Brazilian musician (born 1978)

Ricardo Herz (born 1978) is a violinist from São Paulo, Brazil.

Ricardo Steuer Herz is a classically trained musician, and also received training in jazz from the Berklee College of Music in Boston. In France, he studied with Didier Lockwood, after finishing his studies, regularly conducted workshops on Brazilian music. Back home in Brazil, Herz won the popular jury at Visa Prize for Brazilian Music in 2004. Since then, he released his first solo album, Violino Popular Brasileiro (Brazilian Popular Violin) and has performed with artists such as Yamandu Costa, Hamilton de Holanda, Nelson Ayres, Toninho Ferragutti and Dominguinhos.

From 2002 to 2010, Ricardo lived in Paris. Aside from his solo work, he performed with the groups Orquestra do Fubá and Tekere. Orquestra do Fubá is a forró band made up of young, dynamic French and Brazilian musicians. Since 2005, they have been in France's summer festivals, including Jazz à Vienne, Jazz à Marciac, Bout du Monde Festival, among others. Tekere is a jazz/world-music sextet composed by three Brazilian and three French musicians.

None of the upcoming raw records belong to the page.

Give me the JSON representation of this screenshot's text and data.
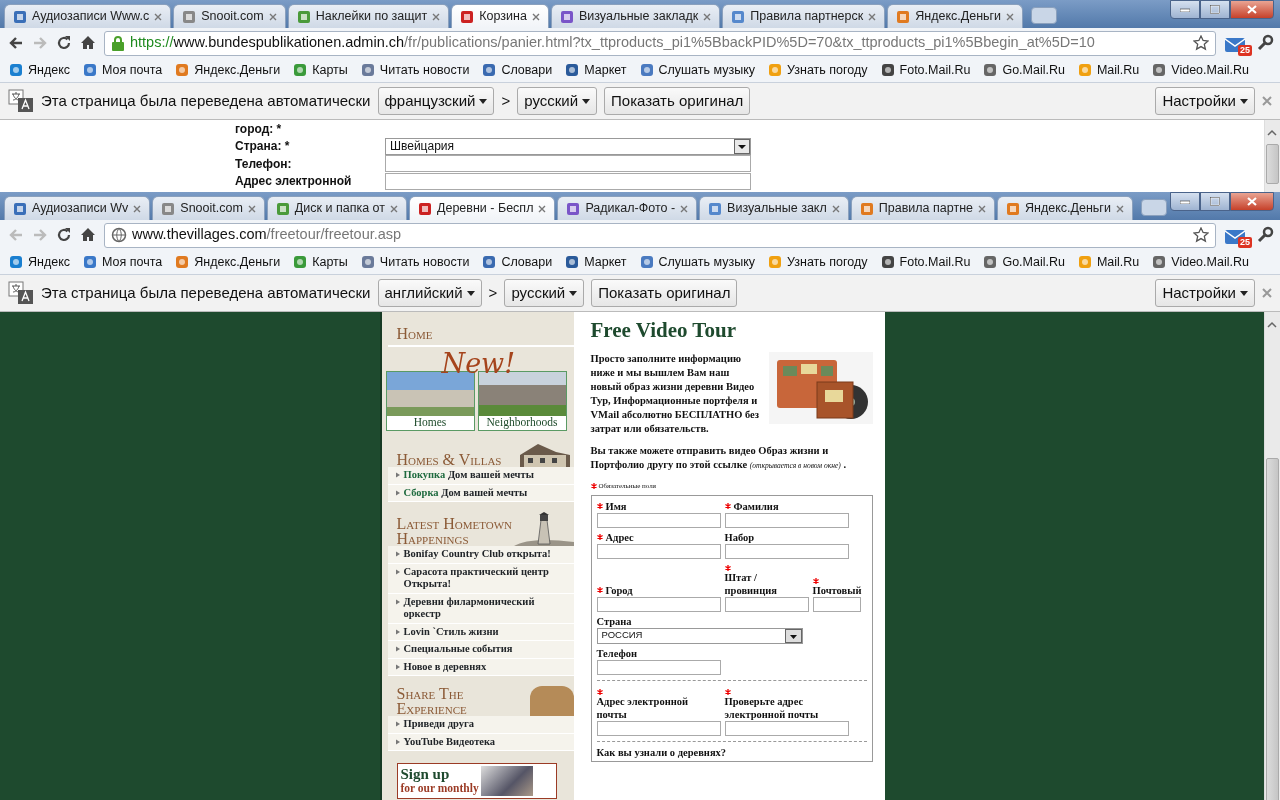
{
  "windows": [
    {
      "tabs": [
        {
          "title": "Аудиозаписи Www.с",
          "selected": false
        },
        {
          "title": "Snooit.com",
          "selected": false
        },
        {
          "title": "Наклейки по защит",
          "selected": false
        },
        {
          "title": "Корзина",
          "selected": true
        },
        {
          "title": "Визуальные закладк",
          "selected": false
        },
        {
          "title": "Правила партнерск",
          "selected": false
        },
        {
          "title": "Яндекс.Деньги",
          "selected": false
        }
      ],
      "nav": {
        "back": {
          "disabled": false
        },
        "forward": {
          "disabled": true
        }
      },
      "address": {
        "secure": true,
        "scheme": "https://",
        "host": "www.bundespublikationen.admin.ch",
        "path": "/fr/publications/panier.html?tx_ttproducts_pi1%5BbackPID%5D=70&tx_ttproducts_pi1%5Bbegin_at%5D=10"
      },
      "mail_badge": "25",
      "bookmarks": [
        "Яндекс",
        "Моя почта",
        "Яндекс.Деньги",
        "Карты",
        "Читать новости",
        "Словари",
        "Маркет",
        "Слушать музыку",
        "Узнать погоду",
        "Foto.Mail.Ru",
        "Go.Mail.Ru",
        "Mail.Ru",
        "Video.Mail.Ru"
      ],
      "translate": {
        "message": "Эта страница была переведена автоматически",
        "from": "французский",
        "separator": ">",
        "to": "русский",
        "show_original": "Показать оригинал",
        "settings": "Настройки"
      },
      "page": {
        "kind": "order_form",
        "rows": [
          {
            "label": "город: *",
            "kind": "none"
          },
          {
            "label": "Страна: *",
            "kind": "select",
            "value": "Швейцария"
          },
          {
            "label": "Телефон:",
            "kind": "text"
          },
          {
            "label": "Адрес электронной",
            "kind": "text"
          }
        ]
      }
    },
    {
      "tabs": [
        {
          "title": "Аудиозаписи Wv",
          "selected": false
        },
        {
          "title": "Snooit.com",
          "selected": false
        },
        {
          "title": "Диск и папка от",
          "selected": false
        },
        {
          "title": "Деревни - Беспл",
          "selected": true
        },
        {
          "title": "Радикал-Фото - ",
          "selected": false
        },
        {
          "title": "Визуальные закл",
          "selected": false
        },
        {
          "title": "Правила партне",
          "selected": false
        },
        {
          "title": "Яндекс.Деньги",
          "selected": false
        }
      ],
      "nav": {
        "back": {
          "disabled": true
        },
        "forward": {
          "disabled": true
        }
      },
      "address": {
        "secure": false,
        "host": "www.thevillages.com",
        "path": "/freetour/freetour.asp"
      },
      "mail_badge": "25",
      "bookmarks": [
        "Яндекс",
        "Моя почта",
        "Яндекс.Деньги",
        "Карты",
        "Читать новости",
        "Словари",
        "Маркет",
        "Слушать музыку",
        "Узнать погоду",
        "Foto.Mail.Ru",
        "Go.Mail.Ru",
        "Mail.Ru",
        "Video.Mail.Ru"
      ],
      "translate": {
        "message": "Эта страница была переведена автоматически",
        "from": "английский",
        "separator": ">",
        "to": "русский",
        "show_original": "Показать оригинал",
        "settings": "Настройки"
      },
      "page": {
        "kind": "village_tour",
        "sidebar": {
          "home": "Home",
          "new_label": "New!",
          "tiles": [
            "Homes",
            "Neighborhoods"
          ],
          "sections": [
            {
              "title": "Homes & Villas",
              "kind": "house",
              "links": [
                "**Покупка** Дом вашей мечты",
                "**Сборка** Дом вашей мечты"
              ]
            },
            {
              "title": "Latest Hometown Happenings",
              "kind": "lighthouse",
              "links": [
                "Bonifay Country Club открыта!",
                "Сарасота практический центр Открыта!",
                "Деревни филармонический оркестр",
                "Lovin `Стиль жизни",
                "Специальные события",
                "Новое в деревнях"
              ]
            },
            {
              "title": "Share The Experience",
              "kind": "sculpture",
              "links": [
                "Приведи друга",
                "YouTube Видеотека"
              ]
            }
          ],
          "signup": [
            "Sign up",
            "for our monthly"
          ]
        },
        "main": {
          "title": "Free Video Tour",
          "intro": "Просто заполните информацию ниже и мы вышлем Вам наш новый образ жизни деревни Видео Тур, Информационные портфеля и VMail абсолютно БЕСПЛАТНО без затрат или обязательств.",
          "share": {
            "before": "Вы также можете отправить видео Образ жизни и Портфолио другу по ",
            "link": "этой ссылке",
            "after": " *(открывается в новом окне)* ."
          },
          "required_note": "Обязательные поля",
          "groups": [
            [
              [
                {
                  "label": "Имя",
                  "required": true,
                  "kind": "text"
                },
                {
                  "label": "Фамилия",
                  "required": true,
                  "kind": "text"
                }
              ],
              [
                {
                  "label": "Адрес",
                  "required": true,
                  "kind": "text"
                },
                {
                  "label": "Набор",
                  "required": false,
                  "kind": "text"
                }
              ],
              [
                {
                  "label": "Город",
                  "required": true,
                  "kind": "text"
                },
                {
                  "label": "Штат / провинция",
                  "required": true,
                  "kind": "text"
                },
                {
                  "label": "Почтовый",
                  "required": true,
                  "kind": "text"
                }
              ],
              [
                {
                  "label": "Страна",
                  "required": false,
                  "kind": "select",
                  "value": "РОССИЯ"
                }
              ],
              [
                {
                  "label": "Телефон",
                  "required": false,
                  "kind": "text"
                }
              ]
            ],
            [
              [
                {
                  "label": "Адрес электронной почты",
                  "required": true,
                  "kind": "text"
                },
                {
                  "label": "Проверьте адрес электронной почты",
                  "required": true,
                  "kind": "text"
                }
              ]
            ]
          ],
          "question": "Как вы узнали о деревнях?"
        }
      }
    }
  ]
}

Since returning to Brazil in 2010, Herz has performed in musical collaborations with musicians in Brazil, such as Yamandú Costa, Dominguinhos, Nelson Ayres, Proveta, and Fábio Peron, and as a soloist with a wide variety of orchestras, including Orquestra Jazz Sinfônica, Orquestra Sinfônica de João Pessoa, Orquestra Municipal de Jundiaí, Projeto Guri, Orquestra Filarmônica de Violas, and Orquestra Breusil.

With his Ricardo Herz Trio, he has recorded two albums, Aqui é o meu lá and Torcendo a Terra, both with a more jazzistic take on Brazilian rhythms.

Herz has recorded a number of duo albums: with vibraphonist/composer Antonio Loureiro, accordionist Samuca do Acordeon, and pianist/arranger/conductor Nelson Ayres, and, most recently, virtuoso guitarist Yamandú Costa.  He has also released an album with traditional music for kids and performed this repertoire with the Cantilena Ensemble.

Herz is also a teacher and promoter of Brazilian violin.